Missing journalist once a voice of reform
BEIRUT >> Jamal Khashoggi, the Saudi journalist who disappeared last week after a visit to his country’s consulate in Turkey, was once a Saudi insider. A close aide to the kingdom’s former spy chief, he had been a leading voice in the country’s prominent dailies, including the main English newspapers.
Now the 59-year-old journalist and contributor to The Washington Post is feared dead, and Turkish authorities believe he was slain inside the Saudi Consulate in Istanbul, something Saudi officials vehemently deny.
The U.S.-educated Khashoggi was no stranger to controversy.
A graduate of Indiana State University, Khashoggi began his career in the 1980s, covering the Soviet occupation of Afghanistan and the decadelong war that followed for the English-language daily Saudi Gazette. He traveled extensively in the Middle East, covering Algeria’s 1990s war against Islamic militants and the Islamists’ rise in Sudan.
He interviewed Osama bin Laden in Afghanistan before al-Qaida was formed, then met him in Sudan in 1995. Following bin Laden’s rise likely helped cement Khashoggi’s ties with powerful former Saudi spy chief Turki Al-Faisal.
Khashoggi rubbed shoulders with the Saudi royal family and supported efforts to nudge the kingdom’s entrenched ultra-conservative clerics to accept reforms. He served as an editor for nine years on the Islamist-leaning al-Madina newspaper and was frequently quoted in the Western media as an expert on Islamic radicals and a reformist voice.
Khashoggi’s final break with the Saudi authorities followed the Arab Spring protests that swept through the region in 2011, shaking the power base of traditional leaders and giving rise to Islamists, only to be followed by unprecedented crackdowns on those calling for change. Siding with the opposition in Egypt and Syria, Khashoggi became a vocal critic of his own government’s stance there and a defender of moderate Islamists, which Riyadh considered an existential threat.
“This was a critical period in Arab history. I had to take a position. The Arab world had waited for this moment of freedom for a thousand years,” Khashoggi told a Turkey-based Syrian opposition television station last month, just days before he disappeared.

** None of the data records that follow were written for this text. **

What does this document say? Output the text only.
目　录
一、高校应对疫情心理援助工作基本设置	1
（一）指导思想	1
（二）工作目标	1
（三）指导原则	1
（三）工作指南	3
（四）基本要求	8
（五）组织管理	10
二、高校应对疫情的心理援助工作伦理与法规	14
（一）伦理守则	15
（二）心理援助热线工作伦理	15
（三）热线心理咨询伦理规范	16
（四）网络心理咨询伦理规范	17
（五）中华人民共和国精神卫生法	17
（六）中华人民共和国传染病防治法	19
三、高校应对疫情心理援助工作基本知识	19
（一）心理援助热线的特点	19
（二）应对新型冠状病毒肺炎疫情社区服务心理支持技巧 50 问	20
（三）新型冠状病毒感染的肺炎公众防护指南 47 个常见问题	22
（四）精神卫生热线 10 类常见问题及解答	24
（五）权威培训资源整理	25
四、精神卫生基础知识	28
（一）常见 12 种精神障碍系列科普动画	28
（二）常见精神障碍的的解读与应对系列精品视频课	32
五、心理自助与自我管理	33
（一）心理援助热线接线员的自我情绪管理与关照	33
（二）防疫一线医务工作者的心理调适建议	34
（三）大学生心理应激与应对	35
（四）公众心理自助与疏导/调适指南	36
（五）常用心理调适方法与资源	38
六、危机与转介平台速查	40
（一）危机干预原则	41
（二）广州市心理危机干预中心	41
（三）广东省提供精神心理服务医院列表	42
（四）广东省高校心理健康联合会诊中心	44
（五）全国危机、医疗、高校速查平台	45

In the Sept. 23 interview, he called Saudi Arabia’s foreign policy “narrow minded,” and ridiculed its crackdown on political Islam, urging the kingdom to realign its policy to partner with Turkey, a close Qatar ally.
Eight days later, on Oct. 2, he disappeared while on a visit to the consulate in Istanbul for paperwork to marry his Turkish fiancée. The consulate insists the writer left its premises alive, contradicting Turkish officials.